As a result of recent funding awarded by the U.S. Department of Energy’s (DOE) Office of Fossil Energy and managed by the National Energy Technology Laboratory (NETL), the National Carbon Capture Center will serve as the test facility for two new carbon capture research and development (R&D) projects – including the facility’s first evaluation of direct air capture (DAC) technology.

“As the first DAC technology designated to come to the center for testing, this project represents an expanded focus for the facility as we seek to incorporate negative carbon concepts into our research strategy,” said National Carbon Capture Center Director John Northington. “We look forward to working with the SSEB on this promising new DAC technology and moving it from basic research toward pilot-scale and larger demonstrations.”

In the first award, the Southern States Energy Board (SSEB) will lead a $3.1 million public-private partnership to scale up a solid-amine carbon dioxide (CO2) adsorption-desorption contactor technology that has been proven in the laboratory. The team’s ultimate goal is to decrease the cost of DAC through testing existing DAC materials in integrated field units that produce a concentrated CO2 stream of at least 95% purity.

DAC includes emerging technologies that separate CO2 directly from ambient air; captured CO2 can then be safely and permanently stored underground or used in the production of fuels, chemicals and commercial products such as building materials and beverages. DAC is seen as an important technology pathway toward achieving economywide decarbonization.

In the area of post-combustion carbon capture, DOE awarded $4 million in funding to the Electric Power Research Institute (EPRI) for carbon capture testing on natural gas and coal flue gas. The project will demonstrate the performance of a novel water-lean solvent and develop a cost-effective method for synthesizing sufficient quantities of solvent to perform a 0.5-megawatt test at the center.

“We are always pleased to build on our long relationship with EPRI as a sponsor of the National Carbon Capture Center,” said Northington. “In this instance, we’re particularly excited to support EPRI and its project team in the development and demonstration of a next-generation solvent for post-combustion capture.”

Through DOE’s Carbon Capture, Utilization, and Storage R&D Program, the Office of Fossil Energy has a comprehensive portfolio of technological solutions that help keep CO2 emissions out of the atmosphere. In a recent announcement, DOE’s Office of Fossil Energy awarded $51 million to nine new projects for coal and natural gas power and industrial sources, and a total of $21 million to 18 projects for DAC.

As DOE’s primary carbon capture research facility, the National Carbon Capture Center has reduced the projected cost of carbon capture for fossil-based power plants by approximately 40% through the pilot testing of approximately 60 advanced technologies. The facility has worked for more than a decade with over 30 government, industry, university and research organizations from seven countries, completing more than 110,000 hours of testing. Recently, the center significantly expanded its testing of carbon capture for natural gas-fueled power generation.
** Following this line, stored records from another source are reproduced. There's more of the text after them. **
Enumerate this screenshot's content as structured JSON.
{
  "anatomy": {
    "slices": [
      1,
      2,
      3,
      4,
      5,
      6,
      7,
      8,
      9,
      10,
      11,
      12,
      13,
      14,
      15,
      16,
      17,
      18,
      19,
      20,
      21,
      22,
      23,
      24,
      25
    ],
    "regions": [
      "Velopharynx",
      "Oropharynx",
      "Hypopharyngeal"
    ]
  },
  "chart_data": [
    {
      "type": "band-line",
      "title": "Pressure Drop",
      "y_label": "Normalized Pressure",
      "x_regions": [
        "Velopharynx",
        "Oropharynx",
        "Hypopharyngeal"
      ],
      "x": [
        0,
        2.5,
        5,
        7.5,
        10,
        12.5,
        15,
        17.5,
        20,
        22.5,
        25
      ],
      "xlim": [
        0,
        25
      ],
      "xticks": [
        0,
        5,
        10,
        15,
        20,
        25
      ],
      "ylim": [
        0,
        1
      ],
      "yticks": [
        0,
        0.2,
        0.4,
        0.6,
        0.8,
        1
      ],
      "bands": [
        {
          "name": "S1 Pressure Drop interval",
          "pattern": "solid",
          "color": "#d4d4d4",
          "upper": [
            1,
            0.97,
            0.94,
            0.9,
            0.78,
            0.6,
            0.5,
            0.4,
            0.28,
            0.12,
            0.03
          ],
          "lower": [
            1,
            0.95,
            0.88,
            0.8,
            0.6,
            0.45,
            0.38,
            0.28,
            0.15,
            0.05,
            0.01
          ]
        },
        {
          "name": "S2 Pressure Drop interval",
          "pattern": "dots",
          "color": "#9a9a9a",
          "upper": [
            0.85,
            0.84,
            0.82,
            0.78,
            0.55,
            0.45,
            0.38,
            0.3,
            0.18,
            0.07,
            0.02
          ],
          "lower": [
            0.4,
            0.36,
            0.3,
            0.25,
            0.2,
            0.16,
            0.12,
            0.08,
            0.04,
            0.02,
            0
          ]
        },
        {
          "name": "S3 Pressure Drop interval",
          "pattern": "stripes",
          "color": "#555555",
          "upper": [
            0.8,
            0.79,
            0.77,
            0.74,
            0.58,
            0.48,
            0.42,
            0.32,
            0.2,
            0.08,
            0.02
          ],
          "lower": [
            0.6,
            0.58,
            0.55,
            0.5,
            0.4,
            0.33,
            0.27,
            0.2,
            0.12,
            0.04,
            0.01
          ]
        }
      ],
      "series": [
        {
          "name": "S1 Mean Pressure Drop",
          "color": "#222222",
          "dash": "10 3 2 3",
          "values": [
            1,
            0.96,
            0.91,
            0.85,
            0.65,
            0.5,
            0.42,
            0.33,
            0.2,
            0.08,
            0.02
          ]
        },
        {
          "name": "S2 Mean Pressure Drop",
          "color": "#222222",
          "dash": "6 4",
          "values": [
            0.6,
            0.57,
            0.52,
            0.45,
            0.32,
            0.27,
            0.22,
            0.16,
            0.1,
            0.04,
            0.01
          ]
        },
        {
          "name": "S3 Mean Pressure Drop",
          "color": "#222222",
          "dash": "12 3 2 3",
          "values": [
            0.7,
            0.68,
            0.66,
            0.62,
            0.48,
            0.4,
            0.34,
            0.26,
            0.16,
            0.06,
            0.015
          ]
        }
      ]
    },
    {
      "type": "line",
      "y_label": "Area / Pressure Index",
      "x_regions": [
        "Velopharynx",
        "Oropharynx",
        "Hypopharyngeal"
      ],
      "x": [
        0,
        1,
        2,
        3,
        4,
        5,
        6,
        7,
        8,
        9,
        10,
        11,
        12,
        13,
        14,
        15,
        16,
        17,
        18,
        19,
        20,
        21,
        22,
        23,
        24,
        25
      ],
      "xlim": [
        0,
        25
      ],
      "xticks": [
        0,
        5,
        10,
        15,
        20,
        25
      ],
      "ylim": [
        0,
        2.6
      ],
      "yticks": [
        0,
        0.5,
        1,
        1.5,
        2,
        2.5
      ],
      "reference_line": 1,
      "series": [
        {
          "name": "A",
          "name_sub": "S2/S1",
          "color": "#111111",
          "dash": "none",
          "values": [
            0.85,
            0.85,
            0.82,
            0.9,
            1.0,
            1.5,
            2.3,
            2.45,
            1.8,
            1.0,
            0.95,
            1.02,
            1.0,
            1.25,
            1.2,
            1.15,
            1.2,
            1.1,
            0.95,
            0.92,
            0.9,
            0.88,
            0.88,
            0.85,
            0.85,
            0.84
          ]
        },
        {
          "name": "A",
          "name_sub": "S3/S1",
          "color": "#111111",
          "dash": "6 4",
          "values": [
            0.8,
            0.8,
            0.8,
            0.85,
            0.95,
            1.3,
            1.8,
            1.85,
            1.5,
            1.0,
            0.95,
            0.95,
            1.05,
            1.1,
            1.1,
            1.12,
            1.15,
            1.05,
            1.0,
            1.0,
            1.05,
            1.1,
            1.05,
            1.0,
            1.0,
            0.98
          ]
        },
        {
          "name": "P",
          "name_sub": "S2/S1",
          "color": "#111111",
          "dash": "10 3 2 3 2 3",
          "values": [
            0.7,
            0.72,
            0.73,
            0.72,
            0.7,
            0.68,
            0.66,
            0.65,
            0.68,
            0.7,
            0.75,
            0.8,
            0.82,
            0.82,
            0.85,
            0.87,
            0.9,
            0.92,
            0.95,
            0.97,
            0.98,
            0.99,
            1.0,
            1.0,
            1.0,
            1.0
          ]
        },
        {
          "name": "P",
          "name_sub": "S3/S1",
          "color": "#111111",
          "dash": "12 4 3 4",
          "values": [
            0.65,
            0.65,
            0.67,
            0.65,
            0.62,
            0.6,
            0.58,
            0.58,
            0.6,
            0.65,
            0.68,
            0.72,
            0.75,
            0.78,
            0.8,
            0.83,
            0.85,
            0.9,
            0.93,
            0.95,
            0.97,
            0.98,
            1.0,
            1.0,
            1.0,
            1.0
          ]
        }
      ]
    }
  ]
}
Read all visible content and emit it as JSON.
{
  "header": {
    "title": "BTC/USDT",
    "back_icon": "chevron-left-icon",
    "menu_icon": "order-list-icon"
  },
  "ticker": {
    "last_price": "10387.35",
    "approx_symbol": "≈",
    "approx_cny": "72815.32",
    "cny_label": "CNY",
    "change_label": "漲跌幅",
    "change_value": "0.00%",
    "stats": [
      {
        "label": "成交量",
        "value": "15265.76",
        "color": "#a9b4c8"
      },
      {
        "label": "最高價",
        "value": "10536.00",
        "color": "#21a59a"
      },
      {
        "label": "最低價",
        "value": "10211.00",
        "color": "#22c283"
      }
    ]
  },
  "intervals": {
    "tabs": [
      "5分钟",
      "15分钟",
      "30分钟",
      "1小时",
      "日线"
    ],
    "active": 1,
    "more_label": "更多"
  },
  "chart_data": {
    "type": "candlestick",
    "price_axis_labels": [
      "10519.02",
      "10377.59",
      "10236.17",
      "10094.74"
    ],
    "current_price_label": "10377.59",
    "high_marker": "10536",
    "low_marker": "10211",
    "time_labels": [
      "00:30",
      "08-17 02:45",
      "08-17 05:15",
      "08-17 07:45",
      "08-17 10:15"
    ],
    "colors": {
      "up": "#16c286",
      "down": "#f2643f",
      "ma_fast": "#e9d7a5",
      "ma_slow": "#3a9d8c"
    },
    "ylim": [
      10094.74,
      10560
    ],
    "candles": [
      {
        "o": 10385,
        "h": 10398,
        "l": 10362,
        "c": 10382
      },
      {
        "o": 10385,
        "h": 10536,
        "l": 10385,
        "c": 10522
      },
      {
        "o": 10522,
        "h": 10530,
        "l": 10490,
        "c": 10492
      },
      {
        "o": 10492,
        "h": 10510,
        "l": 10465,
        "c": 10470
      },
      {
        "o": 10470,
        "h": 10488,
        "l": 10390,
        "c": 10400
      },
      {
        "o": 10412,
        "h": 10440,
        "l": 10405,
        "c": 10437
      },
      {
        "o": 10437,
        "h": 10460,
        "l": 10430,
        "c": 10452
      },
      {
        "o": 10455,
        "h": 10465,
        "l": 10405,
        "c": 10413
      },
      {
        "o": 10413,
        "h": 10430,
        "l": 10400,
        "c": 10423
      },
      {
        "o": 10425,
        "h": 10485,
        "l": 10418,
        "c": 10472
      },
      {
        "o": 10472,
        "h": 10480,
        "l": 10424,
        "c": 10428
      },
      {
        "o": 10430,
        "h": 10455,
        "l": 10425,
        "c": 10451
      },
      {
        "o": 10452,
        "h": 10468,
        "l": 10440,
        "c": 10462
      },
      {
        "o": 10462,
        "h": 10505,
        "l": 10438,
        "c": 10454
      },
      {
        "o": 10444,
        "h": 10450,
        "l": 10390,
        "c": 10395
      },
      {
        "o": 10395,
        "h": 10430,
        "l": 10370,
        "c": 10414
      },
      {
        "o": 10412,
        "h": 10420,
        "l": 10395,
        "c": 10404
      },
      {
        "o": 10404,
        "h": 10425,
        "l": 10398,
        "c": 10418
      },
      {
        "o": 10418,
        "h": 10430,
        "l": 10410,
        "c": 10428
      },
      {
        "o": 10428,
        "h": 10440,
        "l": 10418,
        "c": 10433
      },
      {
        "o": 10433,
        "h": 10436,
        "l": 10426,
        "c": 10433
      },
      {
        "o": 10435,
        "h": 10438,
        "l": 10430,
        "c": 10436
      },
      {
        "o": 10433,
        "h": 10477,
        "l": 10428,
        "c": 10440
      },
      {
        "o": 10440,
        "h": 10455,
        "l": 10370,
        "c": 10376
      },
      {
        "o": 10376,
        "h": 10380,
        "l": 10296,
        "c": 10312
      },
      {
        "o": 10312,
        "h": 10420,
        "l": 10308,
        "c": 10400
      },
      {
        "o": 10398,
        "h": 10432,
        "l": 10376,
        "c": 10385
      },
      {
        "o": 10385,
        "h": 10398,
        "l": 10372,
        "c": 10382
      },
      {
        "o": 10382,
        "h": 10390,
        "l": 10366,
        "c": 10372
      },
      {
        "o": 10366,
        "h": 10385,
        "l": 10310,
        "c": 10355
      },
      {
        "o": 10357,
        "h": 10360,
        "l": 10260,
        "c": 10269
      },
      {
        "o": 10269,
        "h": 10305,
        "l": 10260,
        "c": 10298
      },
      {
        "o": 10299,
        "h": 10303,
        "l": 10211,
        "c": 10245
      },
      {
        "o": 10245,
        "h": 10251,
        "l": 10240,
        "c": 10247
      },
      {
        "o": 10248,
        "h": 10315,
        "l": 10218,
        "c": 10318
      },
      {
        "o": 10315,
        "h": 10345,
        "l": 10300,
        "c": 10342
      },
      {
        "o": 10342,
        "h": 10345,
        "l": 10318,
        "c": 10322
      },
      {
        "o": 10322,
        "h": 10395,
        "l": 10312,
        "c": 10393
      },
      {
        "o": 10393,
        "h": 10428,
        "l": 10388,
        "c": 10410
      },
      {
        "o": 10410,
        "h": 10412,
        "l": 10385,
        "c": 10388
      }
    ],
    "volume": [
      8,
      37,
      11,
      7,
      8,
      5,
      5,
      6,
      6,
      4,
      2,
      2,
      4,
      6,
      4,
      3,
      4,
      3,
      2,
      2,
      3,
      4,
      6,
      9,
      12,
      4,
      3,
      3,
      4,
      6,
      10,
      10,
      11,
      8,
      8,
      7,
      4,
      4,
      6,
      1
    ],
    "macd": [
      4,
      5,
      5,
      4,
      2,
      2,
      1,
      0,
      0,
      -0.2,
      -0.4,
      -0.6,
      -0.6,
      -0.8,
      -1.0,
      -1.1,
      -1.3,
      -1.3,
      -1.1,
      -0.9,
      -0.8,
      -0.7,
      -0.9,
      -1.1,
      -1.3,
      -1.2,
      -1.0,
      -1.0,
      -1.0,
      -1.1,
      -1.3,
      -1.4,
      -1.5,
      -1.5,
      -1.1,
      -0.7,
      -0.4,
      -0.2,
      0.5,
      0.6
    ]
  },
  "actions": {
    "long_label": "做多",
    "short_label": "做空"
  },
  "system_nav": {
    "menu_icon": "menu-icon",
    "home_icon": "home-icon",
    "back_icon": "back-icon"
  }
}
“The National Carbon Capture Center is building on our history of innovation,” said Northington. “Our team is excited to actively support technology developers who are working to advance the full value chain of carbon capture technologies – carbon capture from power generation and industrial sources, carbon utilization and DAC.”

Southern Company – which manages and operates the National Carbon Capture Center for DOE – has committed to a long-term greenhouse gas reduction goal of net-zero emissions by 2050. The company’s robust R&D program is exploring carbon capture for fossil-based generation and CO2 utilization, as well as natural systems to remove and sequester carbon from the atmosphere. Southern Company also leads a world-class geologic sequestration R&D program that is evaluating carbon source and sink synergies in the Southeast.